Бог все видит и понимает про твою жизнь: кшатрии могут ударить на улице, купцы не довесить товар, сосед выплескивает помои прямо перед твоей дверью. Царь, хоть и говорят, справедлив, но до него не докричишься. И кажется, лучше попытаться тихо дожить свой век, обустраивая собственное гнездо, радуясь тем маленьким радостям, что все-таки посылают благосклонные боги. И вы все так рассуждаете. Поэтому кшатрии будут бить вас все чаще, а купцы – все откровеннее обманывать. Потом кто-нибудь нападет, и никто из вайшьев не шевельнет пальцем, чтобы помочь ненавистным кшатриям. Кшатрии без поддержки всего народа не смогут противостоять врагу и доблестно погибнут. Купцов победители ограбят, а, может, тоже перебьют. Вас лишат домов и нажитого добра и оставят думать о том, кто во всем виноват, и как же так повернулась карма, что карает и виновных и невинных. А у вас здесь и нет ни одного невинного. Вы настолько извратили свою жизнь, что если боги бросят огненную стрелу вам на город, то количество добродетельных в мире не уменьшится.
– Но, мудрейший, – с дрожью в голосе сказал горожанин, – что можем сделать мы, лишенные власти? Я всегда честно делал свою работу, предписанную мне дхармой. Я всегда ходил в храмы и жертвовал брахманам. Боги должны вознаградить меня, защитить в минуту опасности.
– Все, что ты делал, ты делал с целью обретения выгоды, – беспощадно сказал Кумар, – боги не приемлят жертву, если исходит от нее дух стяжательства. Только бескорыстное действие угодно богам, только человек, вместивший в свое сердце заботы других людей, удостаивается их внимания. Думая только о себе в любом своем действии и поступке, остаешься ты закованным в раковину себялюбия, в доспех отчужденности. Спасая тебя от мук сопереживания чужой боли, эта раковина не позволяет и твоим молитвам пробиться на небеса. Отгородившись от людей, ты отгородился и от богов. Нет и не может быть на этом пути спасения.
Да, Кумар говорил правду. Стоит отделить себя от мира, и ты оказываешься вне потока тонких сил. В пустых, закрытых душах скапливается страх и подозрительность, подобно гнилой воде в лесных ямах. Только в открытое прозревшее сердце падают капли благотворной брахмы. Собственных сил всегда не хватает. Их можно почерпнуть только из потока жизни. Тот, кто закрыт – обречен.

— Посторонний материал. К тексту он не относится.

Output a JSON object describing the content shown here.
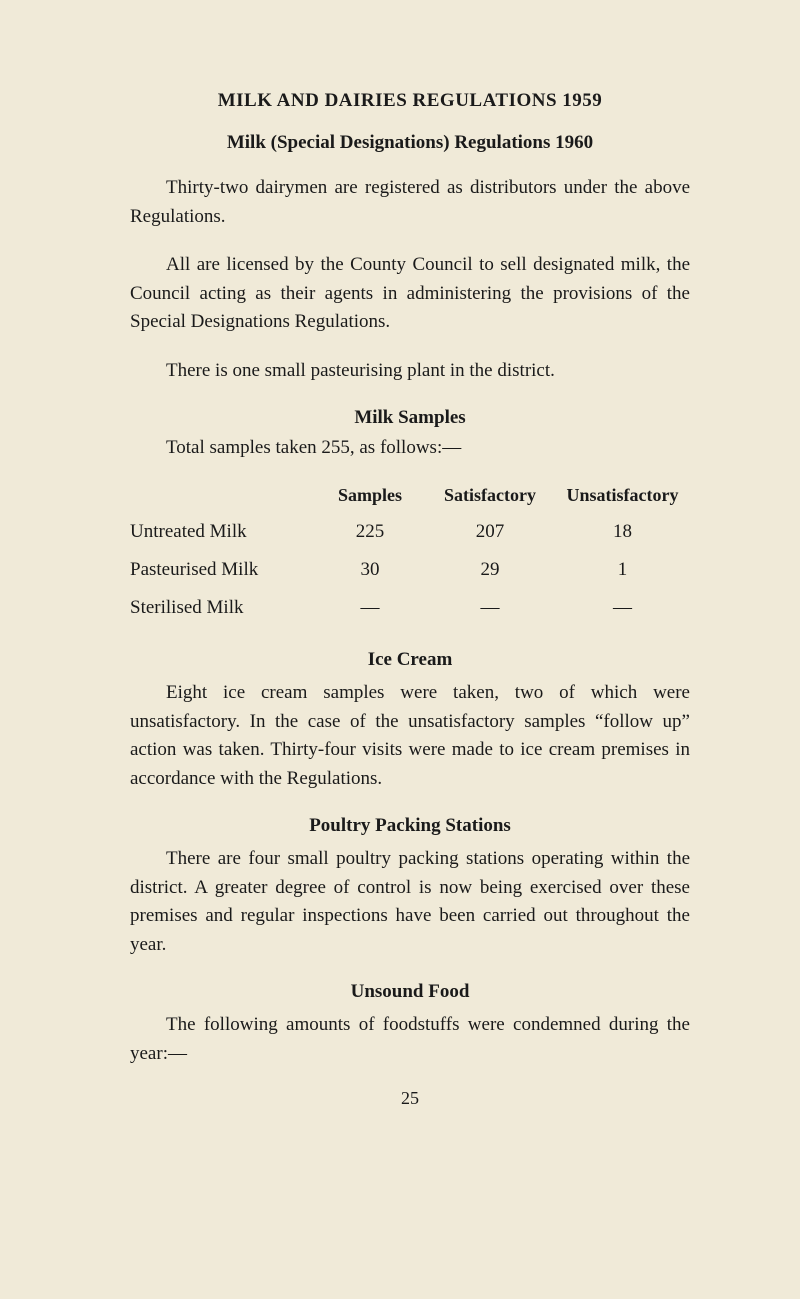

Понимали ли Кумара те, кому он пытался это объяснить простыми словами?
Я сидел, скрестив ноги, и пытался воплотиться в этот костер страстей и мыслей, которым представал моему внутреннему виденью Кумар и люди вокруг. Чем все-таки он так привлекал их? Неужели просто убежденностью в своем божественном предназначении? Что мог он дать этим усталым, изверившимся потомкам великого народа? Может быть, зыбкую надежду, что не все еще потеряно, и, если не собственные силы, так хоть заступничество некоего праведника изменит разом всю жизнь. Может быть, именно этот непонятный, пылающий огнем подвижничества аскет сможет противостоять течению событий, сделать сладкими плоды созревающей кармы. В себя они не верили, как и в своих царей. Но жаждали чуда с поистине необоримым упорством.
Потом Кумар устал. Пылавший костер брахмы затух и не давал больше пищи голодным душам. Люди разошлись. Мы остались вдвоем. Понемногу Кумар приходил в себя. Его дыхание успокоилось, и я смог настроить свое в один ритм с ним. Скоро и наши сердца вошли в единую гармонию, открывая врата незамутненному потоку мыслей. Тогда пришла очередь и для слов.